28 июля в Москве еще ничто не напоминало, что лето когда-то закончится. Но не до теплых деньков было москвичам. Страх сковал людские души. Все потянулись в церкви усиленно молиться об избавлении от творящегося кошмара. Митрополит служил в Новодевичьем монастыре в честь иконы Смоленской Богоматери, Одигитрии. Неожиданно явился государь со своей свитой, чтобы участвовать в крестном ходе. Что мог сказать Филипп? Молиться не запретишь, и крестный ход не отменишь…
Государь со своей сворой в черном, как монахи, на головах высокие черные шлыки, точно у инквизиции. При словах митрополита: «Возвещаю от Бога: мир вам всем, люди добрые!» обнажили головы все, даже государь. Но, окинув взглядом толпу кромешников, Филипп вдруг заметил, что один из опричников стоит в тафье – небольшой шапке. Брови митрополита сурово нахмурились:
– Чтение Слова Божия следует слушать христианам с непокровенной головой! Твой пес? Усмири его сам!
Иван резко обернулся, но тафьи на голове опричника уже не было.
– Кто таков?! – Глаза государя метали молнии, но опричники загалдели:
– Напраслину возводит митрополит…
– Исправно молимся…
– От митрополита нам никакой ласки, только зло одно…
Нарочно ли это было подстроено или нет, но получилось удачно. Иван Грозный принялся выговаривать уже Филиппу:
– Ты зачем моих верных слуг при всем народе зря порочишь?! Сам не лжец ли?
Филипп едва сдержался, чтобы не ответить резко, помнил только о незавершенном крестном ходе…
На счастье всех, государь не стал дольше лаяться и покинул обитель. Все притихло, но Филипп не сомневался, что Иван затеял что-нибудь другое, и был прав.
Против Ивана Федорова доказательств вины, кроме писем Сигизмунда и слов Владимира Старицкого, найти не удавалось. Просто из подозрений казнить его государь не мог, слишком авторитетен боярин. Но душа уже не принимала одной мысли о том, что боярин Федоров жив, пусть даже ограбленный царем до нитки.
И в сентябре государь вдруг повелел вернуть боярина из Коломны, куда тот был сослан с семьей и без всяких средств.
Федоров ехал и даже не гадал, что его ждет. Чего уж тут гадать, мало государю его покорности, мало всех денег и ценностей, которые отобрал, жизнь, видно, подавай.
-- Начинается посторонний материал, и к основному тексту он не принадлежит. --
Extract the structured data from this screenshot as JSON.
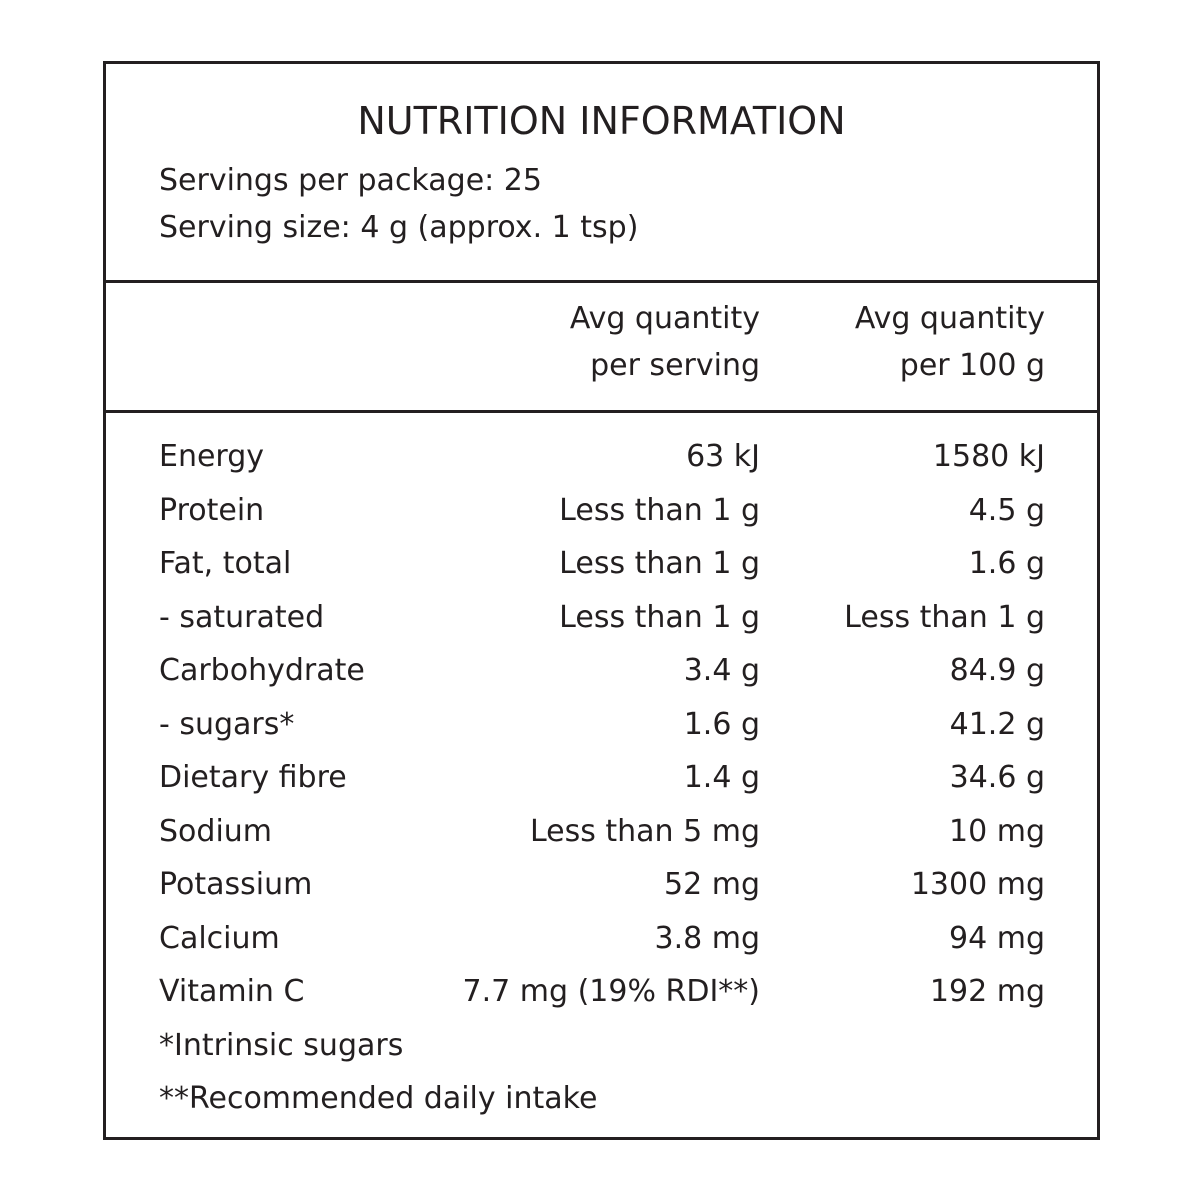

Боярин уже стар, ему ничего не надо, только душа болела за родных, которым тоже не позавидуешь, коли казнят главу семьи. Сам он был готов ко всему.
Но государь принял на удивление ласково, точно старого доброго друга. Приобнял, повел по палате с собой. Федоров шел ни жив ни мертв, не зная, чего ждать дальше. Смертушки боялся, а тут вон как повернуло…
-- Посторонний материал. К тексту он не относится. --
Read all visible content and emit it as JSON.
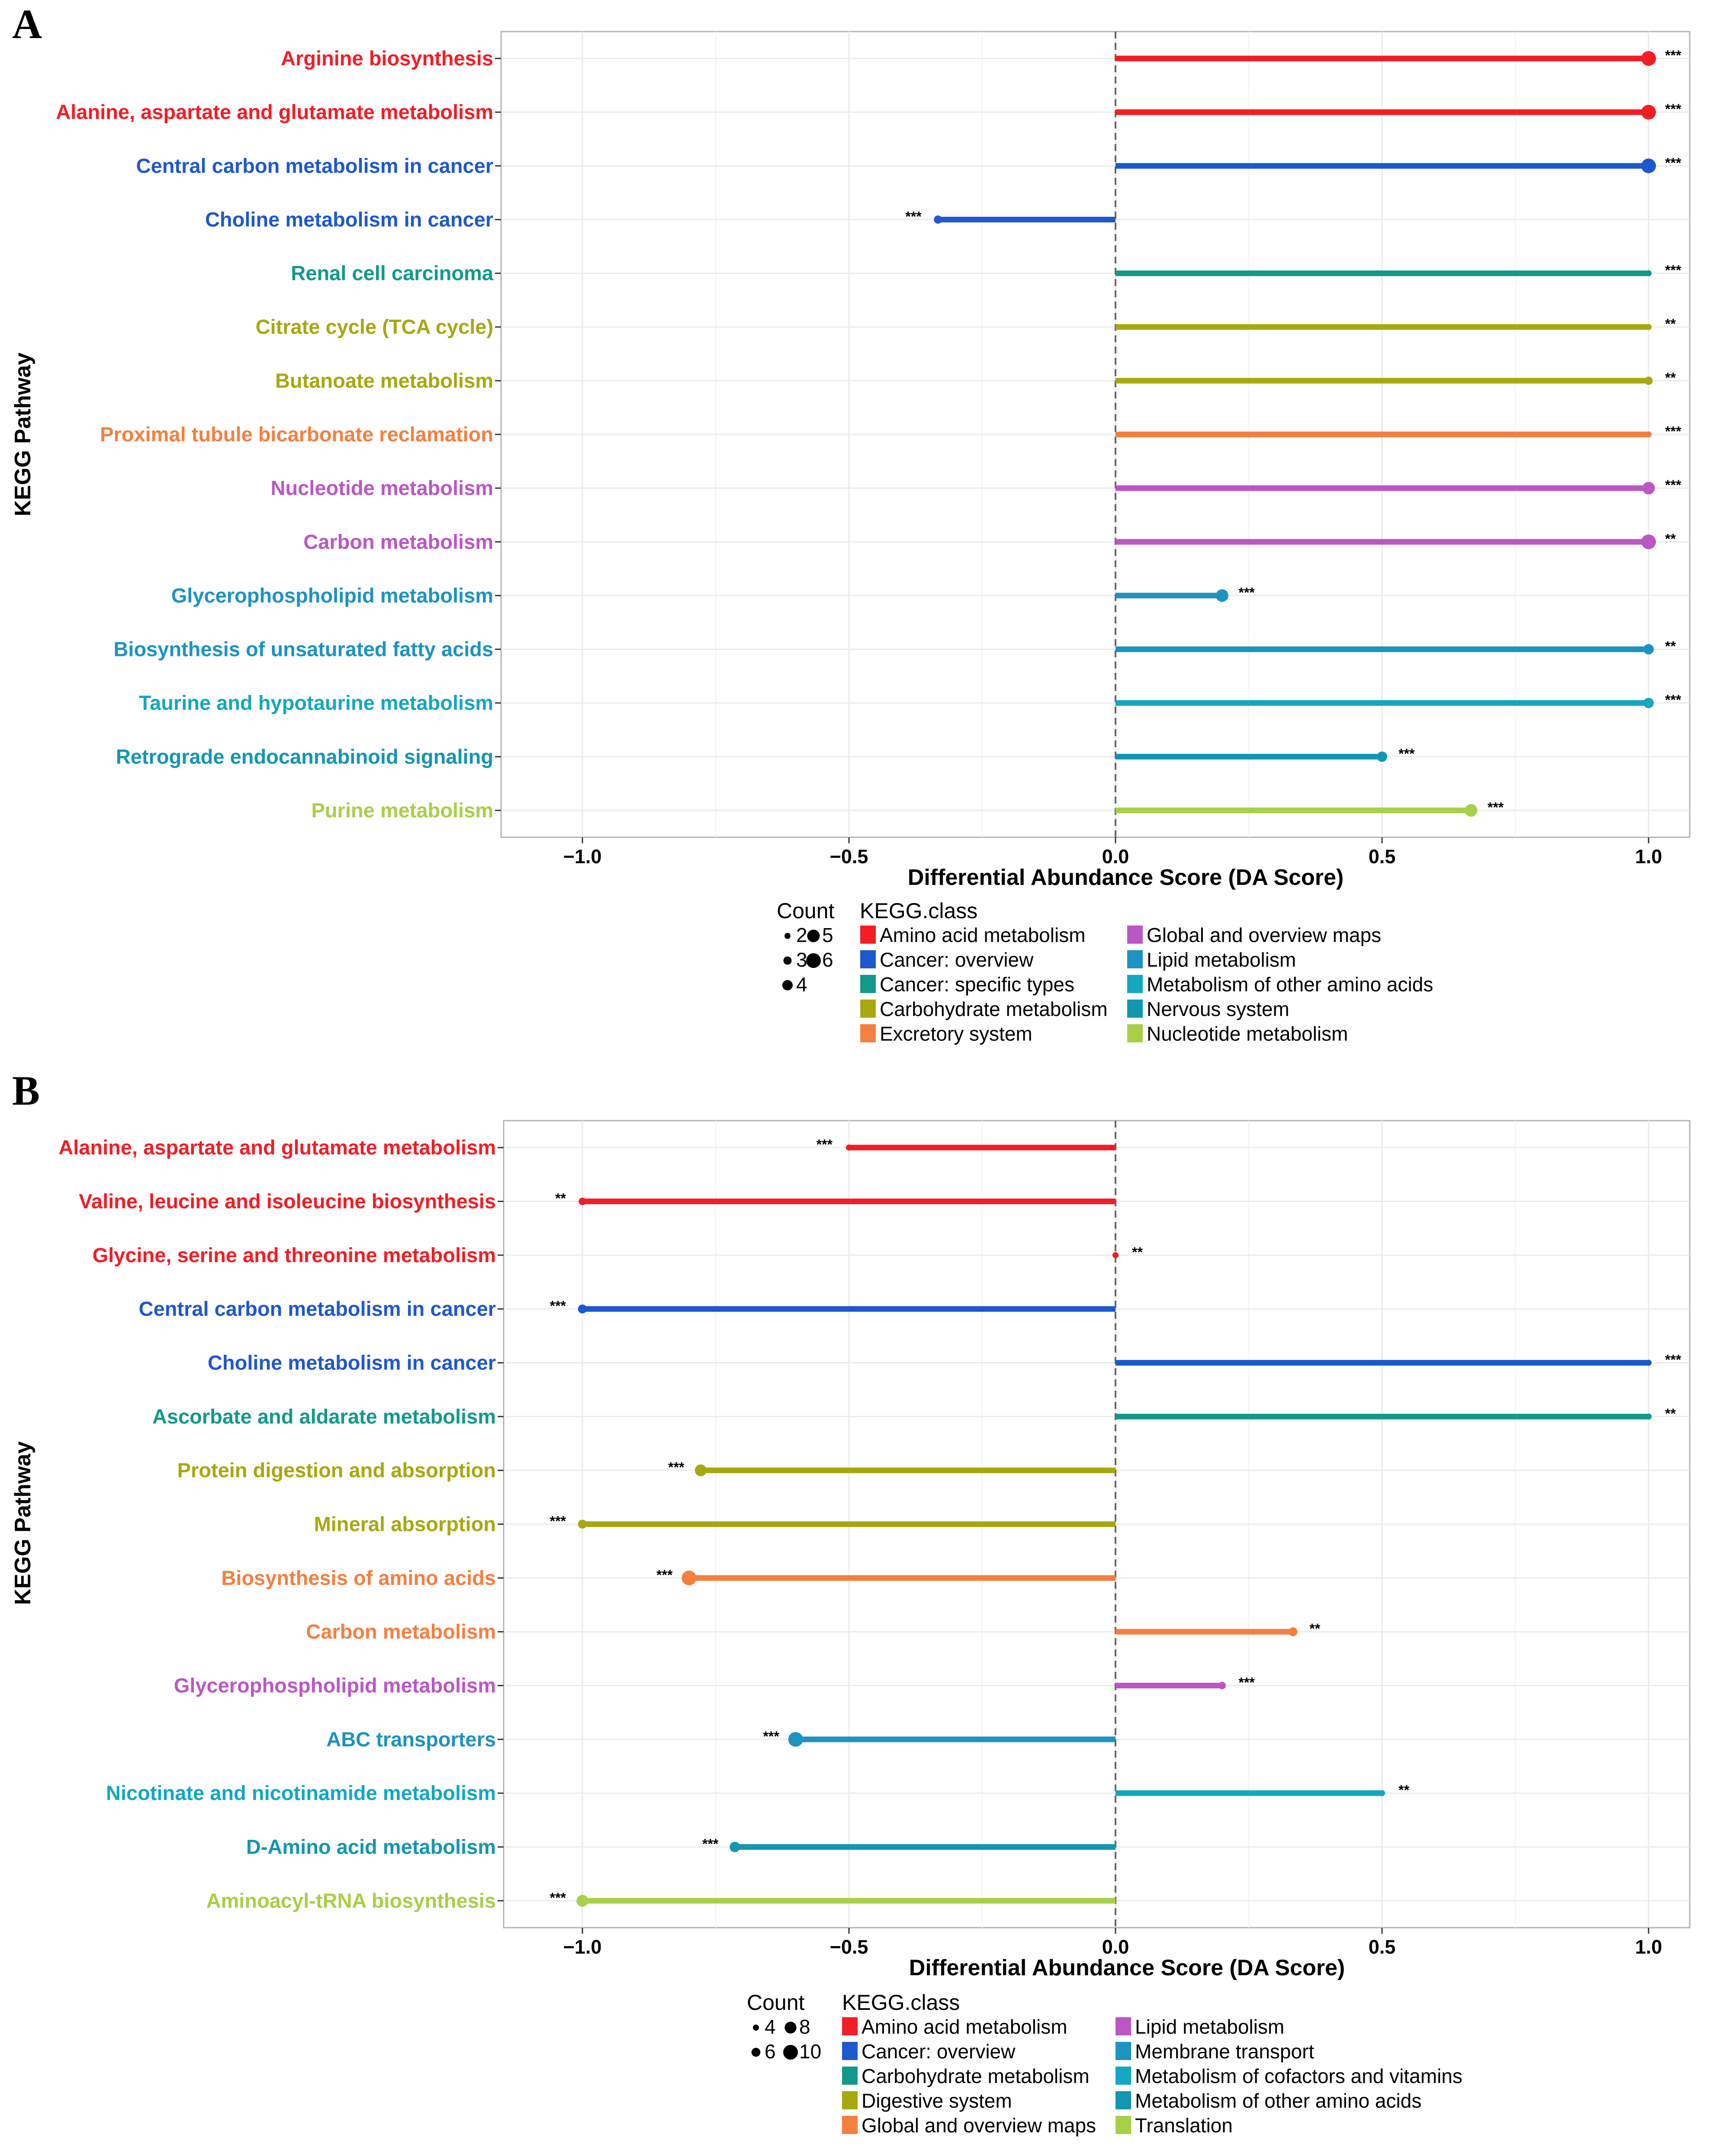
{
  "chart_data": [
    {
      "type": "lollipop",
      "panel": "A",
      "xlabel": "Differential Abundance Score (DA Score)",
      "ylabel": "KEGG Pathway",
      "xlim": [
        -1.15,
        1.15
      ],
      "xticks": [
        -1.0,
        -0.5,
        0.0,
        0.5,
        1.0
      ],
      "xtick_labels": [
        "−1.0",
        "−0.5",
        "0.0",
        "0.5",
        "1.0"
      ],
      "grid": true,
      "rows": [
        {
          "label": "Arginine biosynthesis",
          "value": 1.0,
          "count": 6,
          "sig": "***",
          "class": "Amino acid metabolism"
        },
        {
          "label": "Alanine, aspartate and glutamate metabolism",
          "value": 1.0,
          "count": 6,
          "sig": "***",
          "class": "Amino acid metabolism"
        },
        {
          "label": "Central carbon metabolism in cancer",
          "value": 1.0,
          "count": 6,
          "sig": "***",
          "class": "Cancer: overview"
        },
        {
          "label": "Choline metabolism in cancer",
          "value": -0.333,
          "count": 3,
          "sig": "***",
          "class": "Cancer: overview"
        },
        {
          "label": "Renal cell carcinoma",
          "value": 1.0,
          "count": 2,
          "sig": "***",
          "class": "Cancer: specific types"
        },
        {
          "label": "Citrate cycle (TCA cycle)",
          "value": 1.0,
          "count": 2,
          "sig": "**",
          "class": "Carbohydrate metabolism"
        },
        {
          "label": "Butanoate metabolism",
          "value": 1.0,
          "count": 3,
          "sig": "**",
          "class": "Carbohydrate metabolism"
        },
        {
          "label": "Proximal tubule bicarbonate reclamation",
          "value": 1.0,
          "count": 2,
          "sig": "***",
          "class": "Excretory system"
        },
        {
          "label": "Nucleotide metabolism",
          "value": 1.0,
          "count": 5,
          "sig": "***",
          "class": "Global and overview maps"
        },
        {
          "label": "Carbon metabolism",
          "value": 1.0,
          "count": 6,
          "sig": "**",
          "class": "Global and overview maps"
        },
        {
          "label": "Glycerophospholipid metabolism",
          "value": 0.2,
          "count": 5,
          "sig": "***",
          "class": "Lipid metabolism"
        },
        {
          "label": "Biosynthesis of unsaturated fatty acids",
          "value": 1.0,
          "count": 4,
          "sig": "**",
          "class": "Lipid metabolism"
        },
        {
          "label": "Taurine and hypotaurine metabolism",
          "value": 1.0,
          "count": 4,
          "sig": "***",
          "class": "Metabolism of other amino acids"
        },
        {
          "label": "Retrograde endocannabinoid signaling",
          "value": 0.5,
          "count": 4,
          "sig": "***",
          "class": "Nervous system"
        },
        {
          "label": "Purine metabolism",
          "value": 0.667,
          "count": 5,
          "sig": "***",
          "class": "Nucleotide metabolism"
        }
      ],
      "legend": {
        "count_title": "Count",
        "count_items": [
          {
            "label": "2",
            "size": 2
          },
          {
            "label": "3",
            "size": 3
          },
          {
            "label": "4",
            "size": 4
          },
          {
            "label": "5",
            "size": 5
          },
          {
            "label": "6",
            "size": 6
          }
        ],
        "class_title": "KEGG.class",
        "class_items": [
          {
            "label": "Amino acid metabolism",
            "color": "#f21d25"
          },
          {
            "label": "Cancer: overview",
            "color": "#1e58cf"
          },
          {
            "label": "Cancer: specific types",
            "color": "#12998a"
          },
          {
            "label": "Carbohydrate metabolism",
            "color": "#a7a80f"
          },
          {
            "label": "Excretory system",
            "color": "#f57f3f"
          },
          {
            "label": "Global and overview maps",
            "color": "#bb56c5"
          },
          {
            "label": "Lipid metabolism",
            "color": "#1c93c0"
          },
          {
            "label": "Metabolism of other amino acids",
            "color": "#13a7c0"
          },
          {
            "label": "Nervous system",
            "color": "#1396b0"
          },
          {
            "label": "Nucleotide metabolism",
            "color": "#a8cf48"
          }
        ]
      }
    },
    {
      "type": "lollipop",
      "panel": "B",
      "xlabel": "Differential Abundance Score (DA Score)",
      "ylabel": "KEGG Pathway",
      "xlim": [
        -1.15,
        1.15
      ],
      "xticks": [
        -1.0,
        -0.5,
        0.0,
        0.5,
        1.0
      ],
      "xtick_labels": [
        "−1.0",
        "−0.5",
        "0.0",
        "0.5",
        "1.0"
      ],
      "grid": true,
      "rows": [
        {
          "label": "Alanine, aspartate and glutamate metabolism",
          "value": -0.5,
          "count": 4,
          "sig": "***",
          "class": "Amino acid metabolism"
        },
        {
          "label": "Valine, leucine and isoleucine biosynthesis",
          "value": -1.0,
          "count": 5,
          "sig": "**",
          "class": "Amino acid metabolism"
        },
        {
          "label": "Glycine, serine and threonine metabolism",
          "value": 0.0,
          "count": 4,
          "sig": "**",
          "class": "Amino acid metabolism"
        },
        {
          "label": "Central carbon metabolism in cancer",
          "value": -1.0,
          "count": 6,
          "sig": "***",
          "class": "Cancer: overview"
        },
        {
          "label": "Choline metabolism in cancer",
          "value": 1.0,
          "count": 4,
          "sig": "***",
          "class": "Cancer: overview"
        },
        {
          "label": "Ascorbate and aldarate metabolism",
          "value": 1.0,
          "count": 4,
          "sig": "**",
          "class": "Carbohydrate metabolism"
        },
        {
          "label": "Protein digestion and absorption",
          "value": -0.778,
          "count": 8,
          "sig": "***",
          "class": "Digestive system"
        },
        {
          "label": "Mineral absorption",
          "value": -1.0,
          "count": 6,
          "sig": "***",
          "class": "Digestive system"
        },
        {
          "label": "Biosynthesis of amino acids",
          "value": -0.8,
          "count": 10,
          "sig": "***",
          "class": "Global and overview maps"
        },
        {
          "label": "Carbon metabolism",
          "value": 0.333,
          "count": 6,
          "sig": "**",
          "class": "Global and overview maps"
        },
        {
          "label": "Glycerophospholipid metabolism",
          "value": 0.2,
          "count": 5,
          "sig": "***",
          "class": "Lipid metabolism"
        },
        {
          "label": "ABC transporters",
          "value": -0.6,
          "count": 10,
          "sig": "***",
          "class": "Membrane transport"
        },
        {
          "label": "Nicotinate and nicotinamide metabolism",
          "value": 0.5,
          "count": 4,
          "sig": "**",
          "class": "Metabolism of cofactors and vitamins"
        },
        {
          "label": "D-Amino acid metabolism",
          "value": -0.714,
          "count": 7,
          "sig": "***",
          "class": "Metabolism of other amino acids"
        },
        {
          "label": "Aminoacyl-tRNA biosynthesis",
          "value": -1.0,
          "count": 8,
          "sig": "***",
          "class": "Translation"
        }
      ],
      "legend": {
        "count_title": "Count",
        "count_items": [
          {
            "label": "4",
            "size": 4
          },
          {
            "label": "6",
            "size": 6
          },
          {
            "label": "8",
            "size": 8
          },
          {
            "label": "10",
            "size": 10
          }
        ],
        "class_title": "KEGG.class",
        "class_items": [
          {
            "label": "Amino acid metabolism",
            "color": "#f21d25"
          },
          {
            "label": "Cancer: overview",
            "color": "#1e58cf"
          },
          {
            "label": "Carbohydrate metabolism",
            "color": "#12998a"
          },
          {
            "label": "Digestive system",
            "color": "#a7a80f"
          },
          {
            "label": "Global and overview maps",
            "color": "#f57f3f"
          },
          {
            "label": "Lipid metabolism",
            "color": "#bb56c5"
          },
          {
            "label": "Membrane transport",
            "color": "#1c93c0"
          },
          {
            "label": "Metabolism of cofactors and vitamins",
            "color": "#13a7c0"
          },
          {
            "label": "Metabolism of other amino acids",
            "color": "#1396b0"
          },
          {
            "label": "Translation",
            "color": "#a8cf48"
          }
        ]
      }
    }
  ]
}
Но дальше началось то, что сразу подсказало боярину – не зря ждал, не зря боялся. Иван Васильевич провел его до самого трона и вдруг велел слугам одеть на старика царские бармы, шапку Мономаха и дать в руки скипетр. Что было делать? Сопротивляться? Когда нарядили, Иван вдруг усмехнулся:
– Думаешь, царем сладко быть? Сядь-ка, посиди на моем месте.
А сам вдруг обнажил перед боярином голову, встал на колени, отвесил поклон ниже некуда:
– Теперь ты возымел, что хотел, стал государем московским. Чего же ты? Радуйся, наслаждайся своим владычеством!
Бедный Федоров молча сидел, не чуя под собой и трона. Глаза Ивана Грозного зло сверкнули:
– Да только я тебя волен на престол посадить, я тебя и уберу!
Откуда в руке государя взялся большой нож, не понял никто. Даже сам боярин не успел углядеть, как выхватил его из складок одежды Иван Васильевич. В следующее мгновение боярин был попросту проткнут насквозь, потом еще и еще раз! Он не крикнул, кровь, вырываясь изо рта, заливала все вокруг – одежду, царские бармы, трон, даже шапку Мономаха, покатившуюся с его головы вниз.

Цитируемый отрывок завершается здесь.